If you want help, ask for it

by Krishna on March 31, 2007

Some of my friends have asked me to start my jokes by introducing them as such and then saying when they have ended — so that they can laugh at the right time. 🙁 So:

(start) Once upon a time, there was a man who was having some tough times in his life. He could not figure out a solution to his problems. So he prayed to God, “Please let me win the lottery.” However, his situation did not improve. He lost his car a few days later to a creditor. He prayed again, explaining his situation. A few days later, the creditors came again threatening to take away his house. Again, he begged God, “Please God, let me win the lottery. Otherwise, I will lose everything.” Suddenly, he heard a deep voice telling him, “John, please meet me half-way on this. At least buy a lottery ticket.” (end)

The point is that in many situations, although many people are willing to help us, we do not place ourselves in a good position for them to help us.

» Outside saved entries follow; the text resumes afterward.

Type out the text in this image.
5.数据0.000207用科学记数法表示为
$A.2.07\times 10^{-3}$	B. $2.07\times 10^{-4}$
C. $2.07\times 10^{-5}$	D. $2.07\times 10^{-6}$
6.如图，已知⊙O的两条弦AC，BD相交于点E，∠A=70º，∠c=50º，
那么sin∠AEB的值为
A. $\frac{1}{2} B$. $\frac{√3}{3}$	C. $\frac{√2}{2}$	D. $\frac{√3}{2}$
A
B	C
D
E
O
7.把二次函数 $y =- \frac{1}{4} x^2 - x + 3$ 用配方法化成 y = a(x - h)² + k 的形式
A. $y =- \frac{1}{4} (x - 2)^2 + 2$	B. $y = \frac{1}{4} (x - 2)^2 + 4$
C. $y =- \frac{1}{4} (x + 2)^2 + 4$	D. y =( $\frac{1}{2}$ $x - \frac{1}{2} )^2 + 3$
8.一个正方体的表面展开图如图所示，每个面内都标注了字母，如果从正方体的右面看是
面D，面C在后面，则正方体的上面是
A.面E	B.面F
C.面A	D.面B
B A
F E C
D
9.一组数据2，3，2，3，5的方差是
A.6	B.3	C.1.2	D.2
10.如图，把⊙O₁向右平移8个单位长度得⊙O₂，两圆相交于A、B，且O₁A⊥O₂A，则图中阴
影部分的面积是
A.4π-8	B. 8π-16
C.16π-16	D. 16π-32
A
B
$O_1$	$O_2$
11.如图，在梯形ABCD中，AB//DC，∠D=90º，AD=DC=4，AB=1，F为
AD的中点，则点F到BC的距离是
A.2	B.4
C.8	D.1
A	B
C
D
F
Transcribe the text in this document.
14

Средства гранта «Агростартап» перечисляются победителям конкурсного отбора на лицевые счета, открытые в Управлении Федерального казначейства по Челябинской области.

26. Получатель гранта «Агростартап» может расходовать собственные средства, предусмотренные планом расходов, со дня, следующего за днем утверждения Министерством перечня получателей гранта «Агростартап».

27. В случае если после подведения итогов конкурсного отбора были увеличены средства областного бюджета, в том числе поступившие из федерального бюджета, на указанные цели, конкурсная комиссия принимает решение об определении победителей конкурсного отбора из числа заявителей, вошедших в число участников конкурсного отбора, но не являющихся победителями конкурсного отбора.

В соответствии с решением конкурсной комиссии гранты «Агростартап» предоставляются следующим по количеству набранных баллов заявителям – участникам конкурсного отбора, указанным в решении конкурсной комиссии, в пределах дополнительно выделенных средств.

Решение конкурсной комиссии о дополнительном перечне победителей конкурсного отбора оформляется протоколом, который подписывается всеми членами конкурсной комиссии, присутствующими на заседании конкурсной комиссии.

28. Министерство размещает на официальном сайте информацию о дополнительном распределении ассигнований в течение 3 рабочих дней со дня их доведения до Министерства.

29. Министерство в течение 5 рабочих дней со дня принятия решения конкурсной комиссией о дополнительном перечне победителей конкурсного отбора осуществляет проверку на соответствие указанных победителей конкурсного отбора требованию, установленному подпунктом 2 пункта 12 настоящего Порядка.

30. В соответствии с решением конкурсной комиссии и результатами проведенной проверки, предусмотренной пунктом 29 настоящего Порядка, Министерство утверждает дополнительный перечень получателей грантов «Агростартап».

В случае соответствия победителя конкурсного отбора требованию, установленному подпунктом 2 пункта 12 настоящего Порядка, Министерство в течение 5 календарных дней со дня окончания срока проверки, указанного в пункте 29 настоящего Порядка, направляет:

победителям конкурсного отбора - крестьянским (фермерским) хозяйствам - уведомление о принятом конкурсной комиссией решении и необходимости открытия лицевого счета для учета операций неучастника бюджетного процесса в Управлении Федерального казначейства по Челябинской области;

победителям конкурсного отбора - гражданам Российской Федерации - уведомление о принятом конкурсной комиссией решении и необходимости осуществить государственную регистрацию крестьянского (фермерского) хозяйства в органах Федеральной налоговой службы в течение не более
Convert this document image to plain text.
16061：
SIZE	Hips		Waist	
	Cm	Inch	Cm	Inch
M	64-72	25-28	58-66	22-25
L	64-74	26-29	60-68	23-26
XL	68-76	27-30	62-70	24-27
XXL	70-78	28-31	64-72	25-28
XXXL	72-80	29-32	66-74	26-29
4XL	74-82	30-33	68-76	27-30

But sometimes, we do not even do what John did — we do not even take the first step to ask for help. Some examples:

  • We assume that people are too busy to help us by looking at a closed door, a powered-off cell phone or a “Busy” status on their IM. In many cases, they may have been busy for some reason, but after that, they forgot to change their outward status. If you want help, knock on the door. Leave a voice message. Buzz the person. If the person is really busy, they will tell you so or get back to you later.
  • We sometimes make assumptions whether someone will help us or not. Instead of asking a simple question, “Can you please do me a favor?”, we tie ourselves in knots and are forced to deal with the situation ourselves.
  • We make our complaint, but we don’t tell the other person what solution we want. This makes the helper try to guess what we want and come up with a wrong or different solution which doesn’t meet our needs. It frustrates both us and the helper.
  • We sometimes think that because someone has not helped us in the past, they may not help us in the future. Unless there was some dispute between you and them, it is very likely that some other factor (not related to you) was responsible. This may have changed now. Very likely, the other person is feeling guilty that they could not help you before and they will be more enthusiastic now.
  • We assume that people in a higher social or professional position will not help us and we nurse irrational grudges against them. Actually, most senior and successful people will do exactly the opposite — they want to have your loyalty, co-operation and respect, which they won’t by rejecting your requests. Most have, in fact, go to the top by being of help to others.

Human beings are social creatures. Most people value community and friendship. They will help if they can. Just ask.